The commission said that 28,560 signatures were verified as valid, higher than the required threshold of 22,814.
Photo: Wang Jung-hsiang, Taipei Times
Under the Civil Servants Election and Recall Act (公職人員選舉罷免法), the first step in the three-step recall process is to raise a proposal containing the signatures of 1 percent of the constituency’s eligible voters.
In the case of Kaohsiung, with an estimated 2.28 million eligible voters, this works out to be 22,800 or more signatures.
In the second phase, the initiators of the petition have 60 days to collect the signatures of 10 percent of the city’s eligible voters, or about 230,000 people, the commission said.
Dubbed the “four gentlemen of the recall Han campaign,” the campaign leaders are WeCare Kaohsiung founder Aaron Yin (尹立), a former Kaohsiung Cultural Affairs Bureau director-general; a spokesman for Citizens Mowing Action who uses the pseudonym Dr Leo; Chang Po-yang (張博洋), a representative of the Taiwan Statebuilding Party, and Chen Kuan-jung (陳冠榮), the initiator of the campaign.
Yesterday they visited the city’s Yicheng Temple (意誠堂) to pray and make an offering to the gods, to say thank you for the successful recall rally on Dec. 21, and to ask for a blessing to reach the threshold for the next stage.
In related news, the Kaohsiung City Government yesterday accused writer Ku Ling (苦苓) of slander.

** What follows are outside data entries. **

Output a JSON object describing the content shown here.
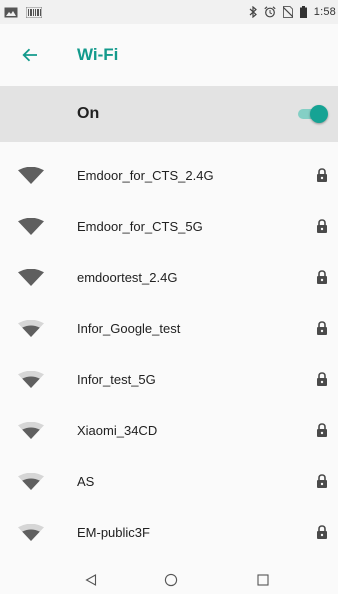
{
  "status_bar": {
    "time": "1:58",
    "left_icons": [
      "image-icon",
      "barcode-icon"
    ],
    "right_icons": [
      "bluetooth-icon",
      "alarm-icon",
      "no-sim-icon",
      "battery-icon"
    ]
  },
  "app_bar": {
    "back_icon": "arrow-back-icon",
    "title": "Wi-Fi",
    "accent_color": "#139a8c"
  },
  "master_switch": {
    "label": "On",
    "state": true
  },
  "networks": [
    {
      "name": "Emdoor_for_CTS_2.4G",
      "signal": "strong",
      "secured": true
    },
    {
      "name": "Emdoor_for_CTS_5G",
      "signal": "strong",
      "secured": true
    },
    {
      "name": "emdoortest_2.4G",
      "signal": "strong",
      "secured": true
    },
    {
      "name": "Infor_Google_test",
      "signal": "medium",
      "secured": true
    },
    {
      "name": "Infor_test_5G",
      "signal": "medium",
      "secured": true
    },
    {
      "name": "Xiaomi_34CD",
      "signal": "medium",
      "secured": true
    },
    {
      "name": "AS",
      "signal": "medium",
      "secured": true
    },
    {
      "name": "EM-public3F",
      "signal": "medium",
      "secured": true
    }
  ],
  "nav_bar": {
    "buttons": [
      "back-triangle-icon",
      "home-circle-icon",
      "recents-square-icon"
    ]
  }
}
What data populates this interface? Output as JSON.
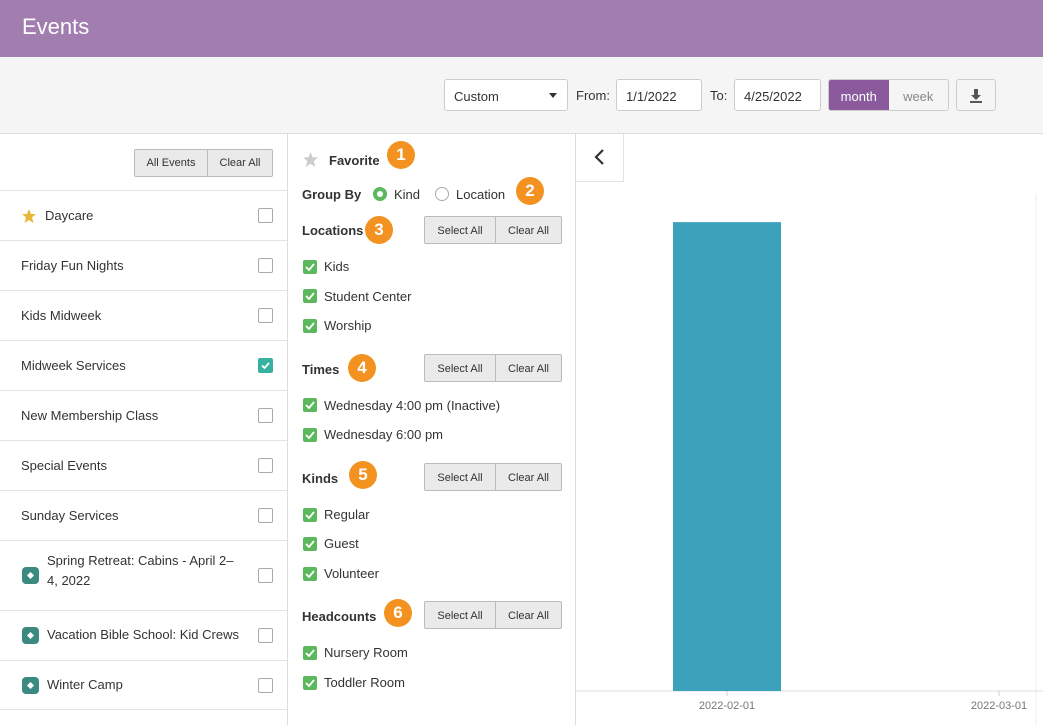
{
  "header": {
    "title": "Events"
  },
  "toolbar": {
    "range_select": "Custom",
    "from_label": "From:",
    "from_value": "1/1/2022",
    "to_label": "To:",
    "to_value": "4/25/2022",
    "view_modes": [
      "month",
      "week"
    ],
    "active_view": "month",
    "download_icon": "download-icon"
  },
  "left_panel": {
    "all_events_label": "All Events",
    "clear_all_label": "Clear All",
    "events": [
      {
        "label": "Daycare",
        "icon": "star-icon",
        "checked": false
      },
      {
        "label": "Friday Fun Nights",
        "checked": false
      },
      {
        "label": "Kids Midweek",
        "checked": false
      },
      {
        "label": "Midweek Services",
        "checked": true
      },
      {
        "label": "New Membership Class",
        "checked": false
      },
      {
        "label": "Special Events",
        "checked": false
      },
      {
        "label": "Sunday Services",
        "checked": false
      },
      {
        "label_line1": "Spring Retreat: Cabins - April 2–",
        "label_line2": "4, 2022",
        "icon": "ticket-icon",
        "checked": false
      },
      {
        "label": "Vacation Bible School: Kid Crews",
        "icon": "ticket-icon",
        "checked": false
      },
      {
        "label": "Winter Camp",
        "icon": "ticket-icon",
        "checked": false
      }
    ]
  },
  "filters": {
    "favorite_label": "Favorite",
    "group_by": {
      "label": "Group By",
      "options": [
        "Kind",
        "Location"
      ],
      "selected": "Kind"
    },
    "select_all_label": "Select All",
    "clear_all_label": "Clear All",
    "badges": [
      "1",
      "2",
      "3",
      "4",
      "5",
      "6"
    ],
    "locations": {
      "title": "Locations",
      "items": [
        "Kids",
        "Student Center",
        "Worship"
      ]
    },
    "times": {
      "title": "Times",
      "items": [
        "Wednesday 4:00 pm (Inactive)",
        "Wednesday 6:00 pm"
      ]
    },
    "kinds": {
      "title": "Kinds",
      "items": [
        "Regular",
        "Guest",
        "Volunteer"
      ]
    },
    "headcounts": {
      "title": "Headcounts",
      "items": [
        "Nursery Room",
        "Toddler Room"
      ]
    }
  },
  "colors": {
    "header": "#a17db0",
    "accent": "#8a5a9c",
    "bar": "#3ca2bc",
    "badge": "#f39220",
    "check": "#5cb85c"
  },
  "chart_data": {
    "type": "bar",
    "x": [
      "2022-02-01",
      "2022-03-01"
    ],
    "tick_labels": [
      "2022-02-01",
      "2022-03-01"
    ],
    "bars": [
      {
        "x": "2022-02-01",
        "value": 1
      }
    ],
    "ylim": [
      0,
      1.06
    ],
    "grid": false,
    "legend": "none"
  }
}
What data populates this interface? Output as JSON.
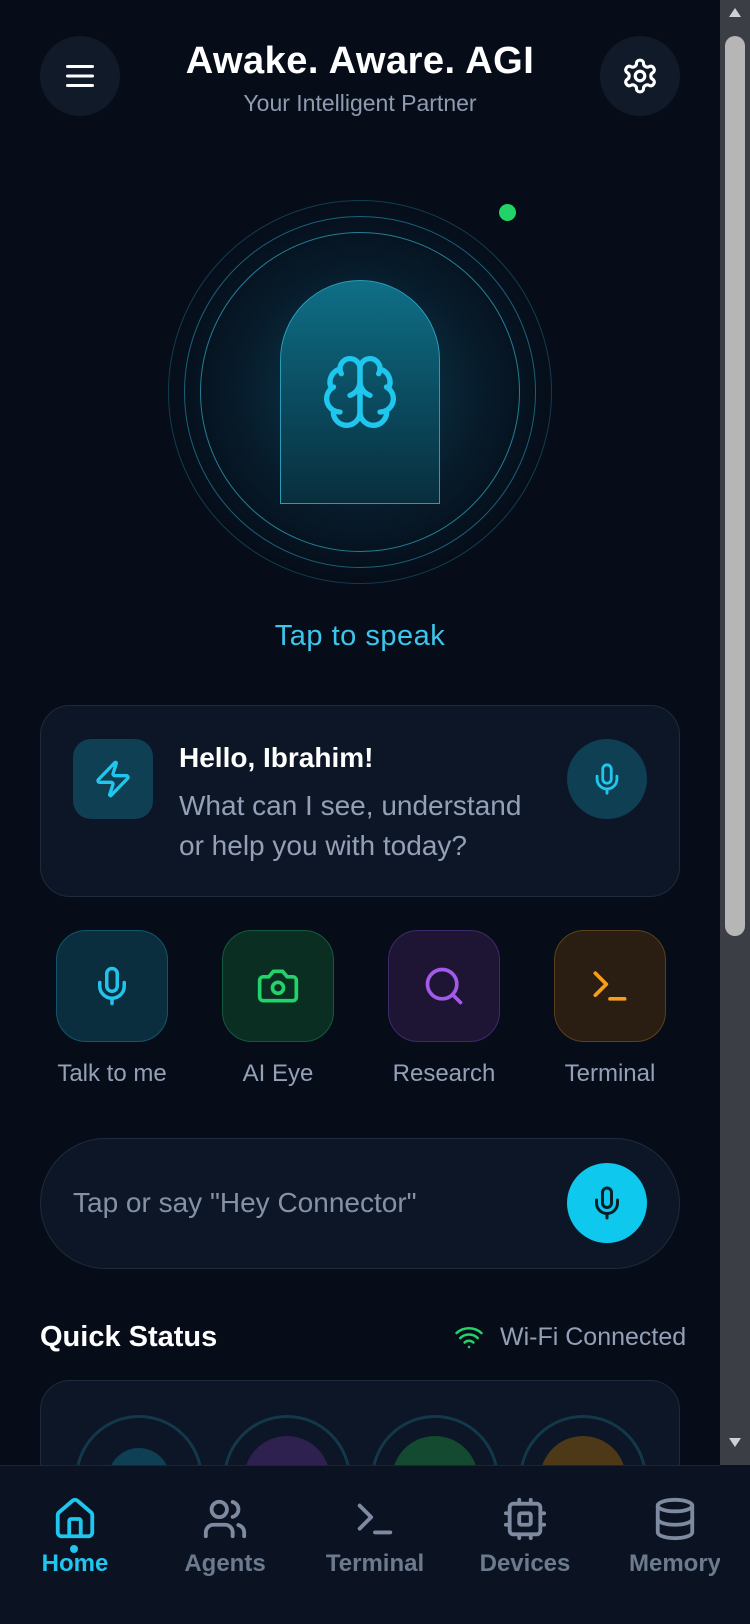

The city government had said that holding a recall vote for Han vote and related activities would cost NT$200 million (US$6.68 million), which would place a financial strain on it.
Ku wrote that if citizens succeeded in voting Han out of office, the city government could save NT$120 billion.
“Since Han took up the position of mayor, he has saddled the city with NT$40 billion in debt,” Ku said. “Based on this rate, if Han finishes his four-year term, the debt could reach NT$120 billion.”
The city government said: “We demand that Ku Ling clarify his statement immediately and make a public apology, or we will file a lawsuit against him.”